Can a Little Sushi Help Seal a Deal?

Will this be a ``Bill-Mori'' summit?

Japanese officials hope that President Clinton has warmed up enough to Premier Morihiro Hosokawa after two previous meetings to call him by an informal name. The Japanese, who prize personal relationships in doing business, have come to measure the stability of ties between the US and Japan by such summit closeness.

Officials in Tokyo often talk of the warmness between President Reagan and Premier Yasuhiro Nakasone during most of the 1980s. Both were conservatives in their parties. But Mr. Reagan made little headway in opening Japan's markets.

Clinton himself has noted his similarities with Mr. Hosokawa. They are both relatively young, reformist, former governors who took office in 1993. They also have maintained high popularity with a sometimes self-conscious charismatic flair. Both are longtime admirers of John F. Kennedy. Hosokawa speaks enough English for cordiality with Clinton, but not enough for negotiating.
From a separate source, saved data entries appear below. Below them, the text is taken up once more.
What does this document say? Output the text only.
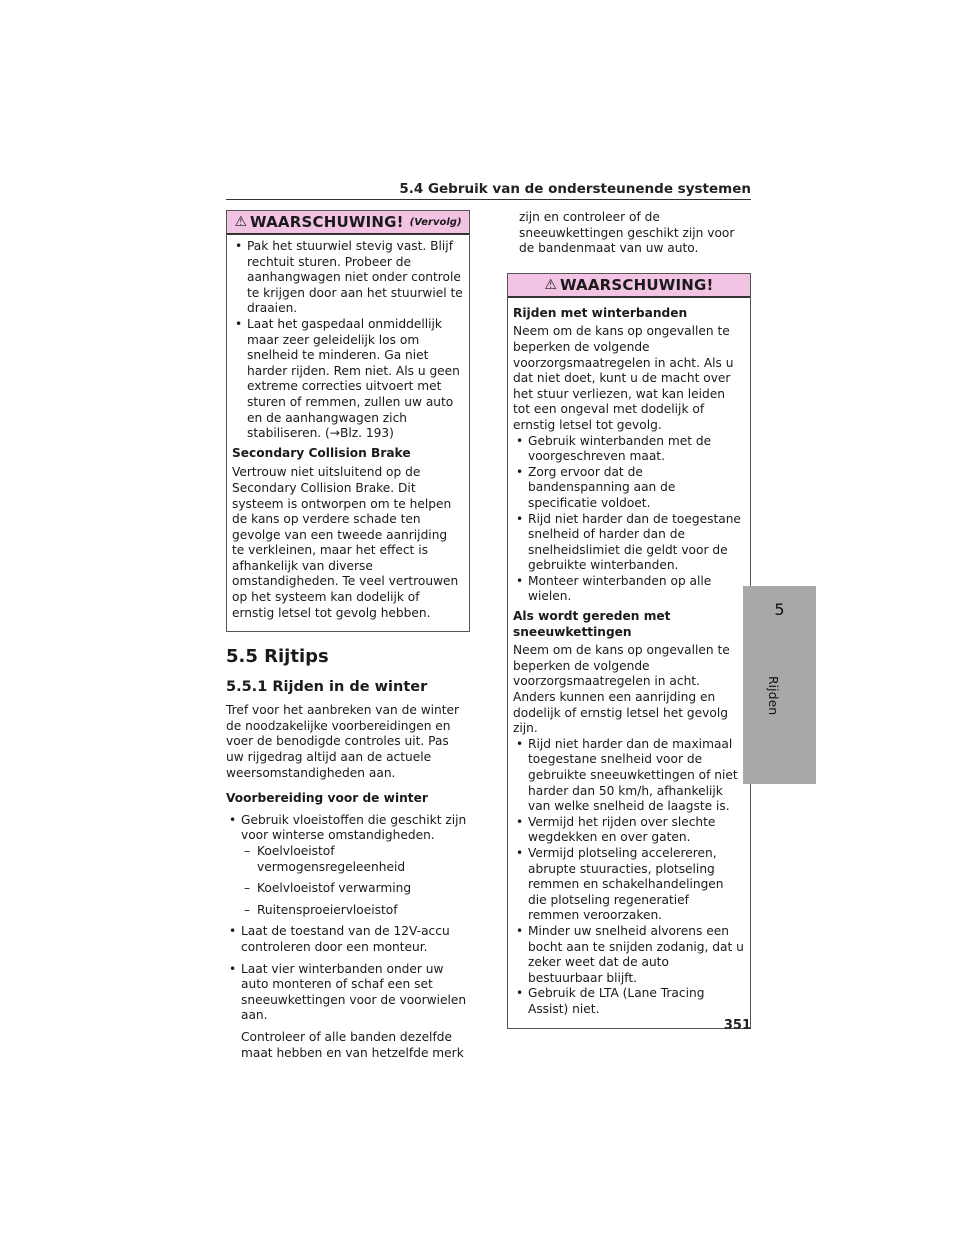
5.4 Gebruik van de ondersteunende systemen
⚠ WAARSCHUWING! (Vervolg)
• Pak het stuurwiel stevig vast. Blijf rechtuit sturen. Probeer de aanhangwagen niet onder controle te krijgen door aan het stuurwiel te draaien.
• Laat het gaspedaal onmiddellijk maar zeer geleidelijk los om snelheid te minderen. Ga niet harder rijden. Rem niet. Als u geen extreme correcties uitvoert met sturen of remmen, zullen uw auto en de aanhangwagen zich stabiliseren. (→Blz. 193)

Secondary Collision Brake

Vertrouw niet uitsluitend op de Secondary Collision Brake. Dit systeem is ontworpen om te helpen de kans op verdere schade ten gevolge van een tweede aanrijding te verkleinen, maar het effect is afhankelijk van diverse omstandigheden. Te veel vertrouwen op het systeem kan dodelijk of ernstig letsel tot gevolg hebben.

5.5 Rijtips
5.5.1 Rijden in de winter

Tref voor het aanbreken van de winter de noodzakelijke voorbereidingen en voer de benodigde controles uit. Pas uw rijgedrag altijd aan de actuele weersomstandigheden aan.

Voorbereiding voor de winter

• Gebruik vloeistoffen die geschikt zijn voor winterse omstandigheden.
– Koelvloeistof vermogensregeleenheid
– Koelvloeistof verwarming
– Ruitensproeiervloeistof
• Laat de toestand van de 12V-accu controleren door een monteur.
• Laat vier winterbanden onder uw auto monteren of schaf een set sneeuwkettingen voor de voorwielen aan.

Controleer of alle banden dezelfde maat hebben en van hetzelfde merk

zijn en controleer of de sneeuwkettingen geschikt zijn voor de bandenmaat van uw auto.

⚠ WAARSCHUWING!

Rijden met winterbanden

Neem om de kans op ongevallen te beperken de volgende voorzorgsmaatregelen in acht. Als u dat niet doet, kunt u de macht over het stuur verliezen, wat kan leiden tot een ongeval met dodelijk of ernstig letsel tot gevolg.

• Gebruik winterbanden met de voorgeschreven maat.
• Zorg ervoor dat de bandenspanning aan de specificatie voldoet.
• Rijd niet harder dan de toegestane snelheid of harder dan de snelheidslimiet die geldt voor de gebruikte winterbanden.
• Monteer winterbanden op alle wielen.

Als wordt gereden met sneeuwkettingen

Neem om de kans op ongevallen te beperken de volgende voorzorgsmaatregelen in acht. Anders kunnen een aanrijding en dodelijk of ernstig letsel het gevolg zijn.

• Rijd niet harder dan de maximaal toegestane snelheid voor de gebruikte sneeuwkettingen of niet harder dan 50 km/h, afhankelijk van welke snelheid de laagste is.
• Vermijd het rijden over slechte wegdekken en over gaten.
• Vermijd plotseling accelereren, abrupte stuuracties, plotseling remmen en schakelhandelingen die plotseling regeneratief remmen veroorzaken.
• Minder uw snelheid alvorens een bocht aan te snijden zodanig, dat u zeker weet dat de auto bestuurbaar blijft.
• Gebruik de LTA (Lane Tracing Assist) niet.
5
Rijden
351
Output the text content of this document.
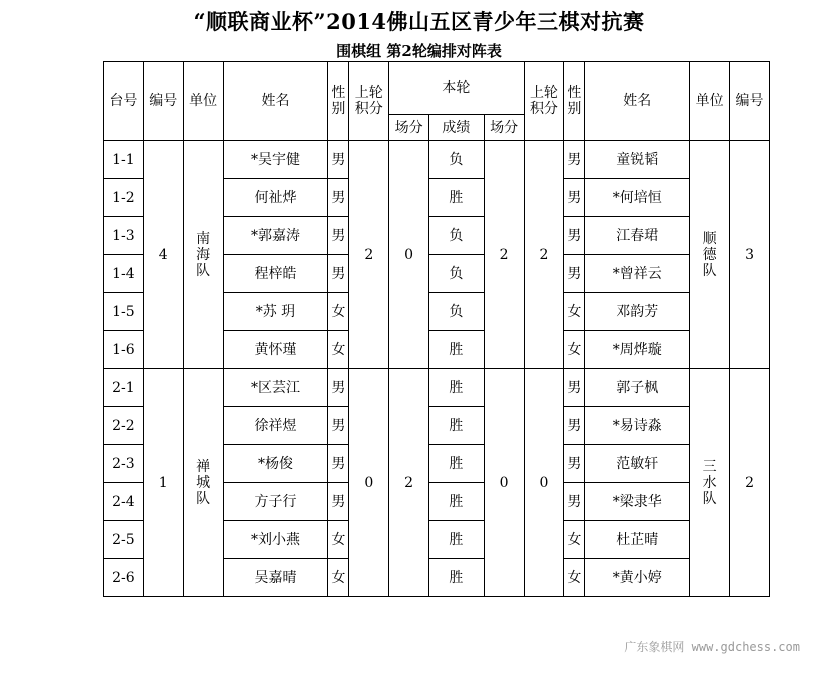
“顺联商业杯”2014佛山五区青少年三棋对抗赛
围棋组 第2轮编排对阵表
台号	编号	单位	姓名	性别	上轮积分	本轮			上轮积分	性别	姓名	单位	编号
						场分	成绩	场分					
1-1	4	南海队	*吴宇健	男	2	0	负	2	2	男	童锐韬	顺德队	3
1-2			何祉烨	男			胜			男	*何培恒		
1-3			*郭嘉涛	男			负			男	江春珺		
1-4			程梓皓	男			负			男	*曾祥云		
1-5			*苏 玥	女			负			女	邓韵芳		
1-6			黄怀瑾	女			胜			女	*周烨璇		
2-1	1	禅城队	*区芸江	男	0	2	胜	0	0	男	郭子枫	三水队	2
2-2			徐祥煜	男			胜			男	*易诗淼		
2-3			*杨俊	男			胜			男	范敏轩		
2-4			方子行	男			胜			男	*梁隶华		
2-5			*刘小燕	女			胜			女	杜芷晴		
2-6			吴嘉晴	女			胜			女	*黄小婷		
广东象棋网 www.gdchess.com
With Hosokawa's predecessor, the elderly and statesman-like Kiichi Miyazawa who did speak English well, Clinton sat down in a Tokyo sushi bar last July to hammer out a trade deal. But only a few months earlier, the tall US president was seen on television scowling at the short Mr. Miyazawa during a joint press conference, talking tough on trade.

Sometimes summit comradery can backfire. On his trip to Tokyo in January 1992, President Bush collapsed at a dinner, falling on Miyazawa's lap in an embarrassing image that tainted the whole summit. The event made officials more careful in scripting these close encounters between economic giants.